Actually, the physically correctness ended with you using flat planes as glass panes… Despite its representation in the viewport, a polygon plane is not an infinitesimally thin volume with a front and back side, but a physically impossible entity that only ever has one side (which is indicated by the face normal) and doesn’t exist when viewed from the opposite side. So, there will always be the element of “fake” in whatever you render based on this.

However, you didn’t explain which node example you ended up using. If it was the one I linked to, you still have angle-dependent reflection in that, too. The Layer Weight > Facing node does something rather similar than Fresnel (in fact, I believe it is just a “normalized” form of Fresnel equation), but has the advantage of working correctly with Transparent shaders without having to jump through complex mathematical hoops.

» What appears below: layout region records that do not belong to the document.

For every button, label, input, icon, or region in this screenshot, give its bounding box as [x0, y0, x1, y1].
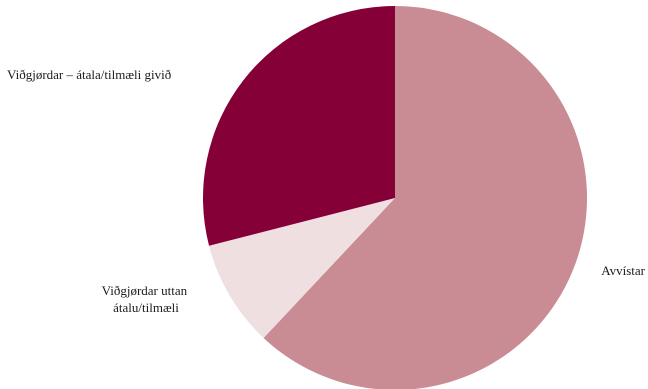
pie-labels: Avvístar Viðgjørdar uttan átalu/tilmæli …: [7, 67, 646, 315]
slice-label-avvistar: Avvístar: [601, 263, 645, 278]
slice-label-uttan-atalu: Viðgjørdar uttan átalu/tilmæli: [102, 283, 191, 315]
pie-slices: [202, 6, 587, 389]
pie-slice-0: [263, 6, 587, 389]
pie-slice-1: [209, 198, 395, 338]
pie-slice-2: [202, 6, 395, 246]
slice-label-atala-givid: Viðgjørdar – átala/tilmæli givið: [7, 67, 171, 82]
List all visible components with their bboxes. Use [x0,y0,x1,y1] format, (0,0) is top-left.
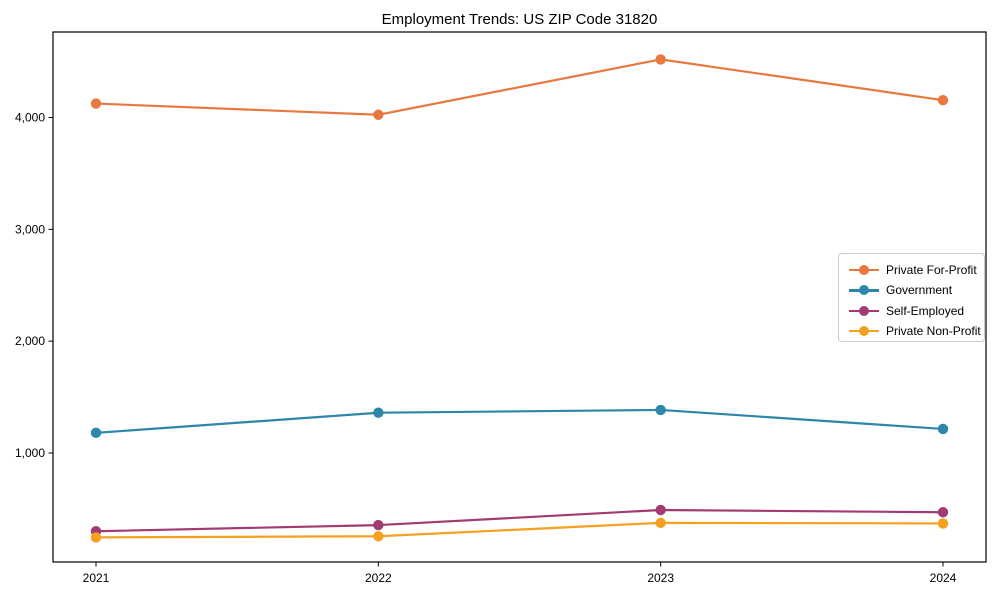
legend-label: Self-Employed [886,303,965,318]
data-point-marker [655,54,666,65]
legend-item: Self-Employed [849,301,984,321]
data-point-marker [90,532,102,543]
data-point-marker [655,517,666,529]
data-point-marker [937,423,949,435]
legend-label: Private Non-Profit [886,323,981,338]
data-point-marker [373,109,384,120]
series-line [95,408,944,434]
legend-sample-dot [859,265,869,276]
y-axis-tick-label: 3,000 [15,222,45,236]
legend: Private For-Profit Government Self-Employe… [838,253,985,342]
data-point-marker [937,518,949,529]
x-axis-tick-label: 2021 [83,571,110,585]
series-line [95,508,944,533]
legend-sample-dot [859,305,869,316]
legend-item: Private For-Profit [849,260,984,280]
data-point-marker [373,519,384,531]
chart-title: Employment Trends: US ZIP Code 31820 [381,11,658,28]
series-line [95,521,944,539]
data-point-marker [937,507,949,518]
legend-line-marker-icon [849,305,879,316]
legend-label: Government [886,283,953,298]
legend-item: Private Non-Profit [849,321,984,341]
data-point-marker [373,407,384,418]
data-point-marker [373,531,384,542]
y-axis-tick-label: 2,000 [15,334,45,348]
legend-line-marker-icon [849,285,879,296]
legend-line-marker-icon [849,265,879,276]
legend-item: Government [849,280,984,300]
series-line [95,58,944,116]
x-axis-tick-label: 2023 [647,571,674,585]
data-point-marker [937,95,949,106]
x-axis-tick-label: 2024 [930,571,957,585]
data-point-marker [655,504,666,516]
data-point-marker [90,98,102,109]
y-axis-tick-label: 4,000 [15,111,45,125]
data-point-marker [90,427,102,439]
y-axis-tick-label: 1,000 [15,446,45,460]
legend-sample-dot [859,325,869,336]
data-point-marker [655,404,666,416]
x-axis-tick-label: 2022 [365,571,392,585]
plot-frame [52,31,987,563]
legend-label: Private For-Profit [886,263,977,278]
legend-sample-dot [859,285,869,296]
legend-line-marker-icon [849,325,879,336]
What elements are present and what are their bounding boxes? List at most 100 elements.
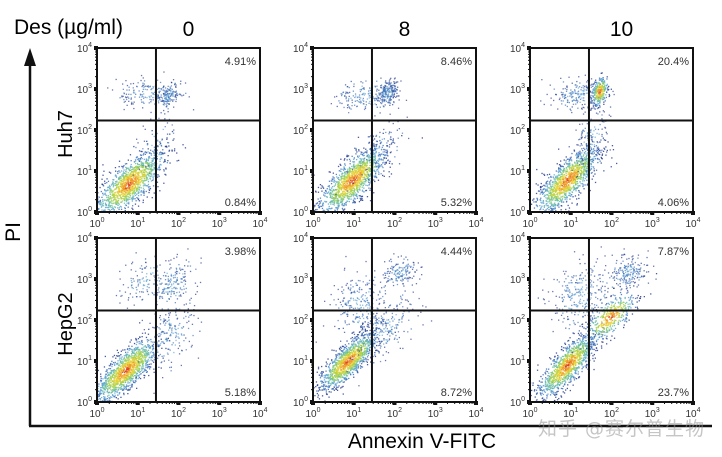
data-point bbox=[536, 215, 537, 216]
data-point bbox=[590, 99, 592, 101]
data-point bbox=[559, 188, 561, 190]
data-point bbox=[339, 194, 341, 196]
data-point bbox=[578, 197, 580, 200]
data-point bbox=[543, 191, 545, 193]
data-point bbox=[108, 199, 110, 201]
data-point bbox=[346, 107, 349, 109]
data-point bbox=[566, 189, 568, 192]
data-point bbox=[145, 185, 147, 187]
data-point bbox=[352, 183, 354, 185]
data-point bbox=[596, 141, 598, 143]
data-point bbox=[156, 158, 158, 160]
data-point bbox=[395, 82, 397, 84]
data-point bbox=[539, 193, 541, 195]
data-point bbox=[152, 165, 154, 167]
data-point bbox=[390, 89, 392, 91]
data-point bbox=[365, 189, 368, 192]
data-point bbox=[574, 187, 576, 189]
data-point bbox=[359, 185, 361, 187]
data-point bbox=[345, 204, 347, 206]
data-point bbox=[380, 85, 382, 87]
data-point bbox=[125, 184, 127, 186]
data-point bbox=[143, 80, 146, 82]
data-point bbox=[381, 138, 383, 140]
data-point bbox=[395, 96, 397, 98]
data-point bbox=[377, 97, 380, 99]
data-point bbox=[363, 160, 365, 162]
data-point bbox=[109, 195, 111, 198]
data-point bbox=[568, 171, 571, 173]
data-point bbox=[340, 158, 342, 160]
data-point bbox=[145, 170, 147, 172]
data-point bbox=[569, 179, 571, 181]
data-point bbox=[601, 149, 603, 151]
data-point bbox=[350, 108, 352, 110]
data-point bbox=[141, 191, 143, 193]
data-point bbox=[146, 162, 148, 165]
data-point bbox=[392, 140, 394, 142]
data-point bbox=[577, 175, 579, 177]
data-point bbox=[383, 91, 385, 93]
data-point bbox=[361, 180, 363, 182]
data-point bbox=[135, 160, 137, 162]
data-point bbox=[321, 190, 323, 192]
data-point bbox=[584, 173, 586, 175]
data-point bbox=[360, 171, 362, 174]
data-point bbox=[143, 183, 145, 185]
data-point bbox=[150, 153, 152, 155]
data-point bbox=[113, 196, 115, 198]
data-point bbox=[551, 189, 554, 192]
data-point bbox=[340, 177, 342, 180]
data-point bbox=[379, 94, 381, 96]
data-point bbox=[103, 209, 105, 211]
data-point bbox=[365, 190, 367, 192]
data-point bbox=[105, 214, 106, 215]
data-point bbox=[352, 201, 355, 203]
data-point bbox=[140, 156, 142, 159]
data-point bbox=[150, 95, 152, 97]
y-major-tick bbox=[310, 46, 314, 50]
data-point bbox=[378, 165, 380, 167]
data-point bbox=[60, 242, 61, 243]
data-point bbox=[359, 188, 361, 190]
data-point bbox=[350, 195, 352, 198]
data-point bbox=[160, 112, 162, 114]
x-tick-label: 100 bbox=[305, 217, 320, 230]
data-point bbox=[553, 174, 555, 176]
data-point bbox=[335, 193, 337, 196]
data-point bbox=[546, 198, 548, 200]
data-point bbox=[549, 181, 551, 184]
data-point bbox=[142, 190, 144, 192]
data-point bbox=[363, 168, 365, 170]
data-point bbox=[136, 193, 138, 195]
data-point bbox=[350, 194, 352, 196]
data-point bbox=[153, 146, 156, 148]
data-point bbox=[170, 90, 172, 92]
data-point bbox=[569, 177, 571, 179]
data-point bbox=[354, 198, 356, 200]
data-point bbox=[141, 179, 143, 181]
data-point bbox=[135, 174, 137, 176]
data-point bbox=[104, 189, 106, 192]
data-point bbox=[169, 100, 171, 102]
data-point bbox=[130, 186, 132, 188]
data-point bbox=[366, 175, 368, 178]
data-point bbox=[142, 125, 144, 127]
data-point bbox=[554, 191, 556, 193]
data-point bbox=[334, 193, 336, 195]
data-point bbox=[374, 158, 376, 160]
data-point bbox=[373, 152, 375, 154]
data-point bbox=[583, 158, 586, 160]
data-point bbox=[551, 193, 553, 195]
data-point bbox=[556, 193, 558, 195]
data-point bbox=[109, 201, 112, 203]
data-point bbox=[165, 93, 167, 96]
population-2 bbox=[157, 80, 183, 115]
data-point bbox=[331, 200, 333, 202]
data-point bbox=[147, 173, 149, 175]
data-point bbox=[351, 165, 353, 168]
data-point bbox=[561, 103, 563, 105]
data-point bbox=[144, 153, 146, 155]
data-point bbox=[144, 162, 146, 164]
data-point bbox=[347, 168, 349, 170]
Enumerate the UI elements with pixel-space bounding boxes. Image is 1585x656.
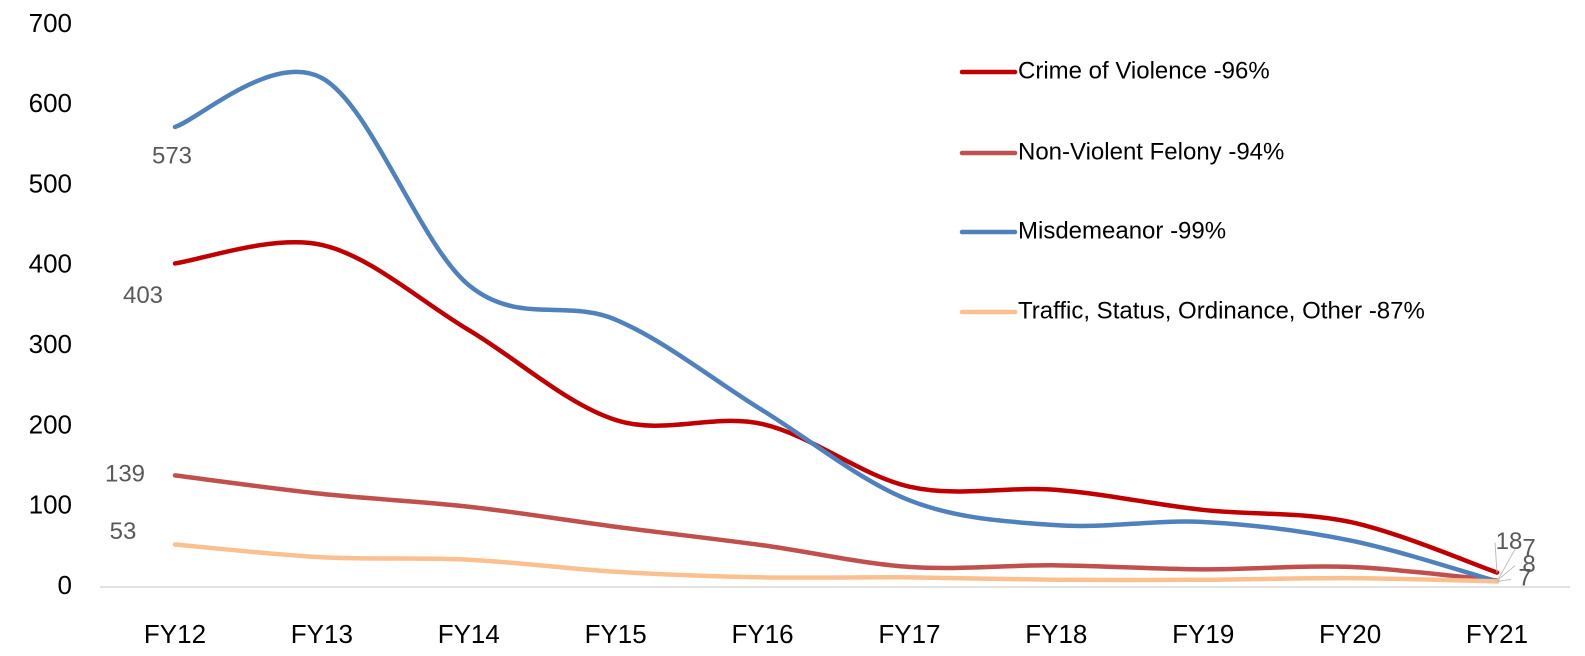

I used the node setup you linked to. When I ask if it was physically correct, I meant more if it looks realistic from the outside looking at a building and if I get this kind of reflection on a real front of a window glass? I think it looks good and improves the realism in the render. But I don’t want to deliver a render if this isn’t looking real!?

I don’t see anything unrealistic concerning the reflections in your render.

Hereis what I typically use for architectural thin glass. Frosted and translucent glass (still using thin panes) needs some more stuff.

That setup, the one using the Layer Weight, will make the glass more reflective than a typical pure glass. For architectural renderings, it will depend greatly of the light intensity of your enviroment. In some situations this works quite well, specially if you want to tune in the reflection amount for artistic control.

If you want a more realistic glass (at least with almost correct values for reflection intensity), you’ll need to use this setup instead:


Thanks for the new setups for window glass!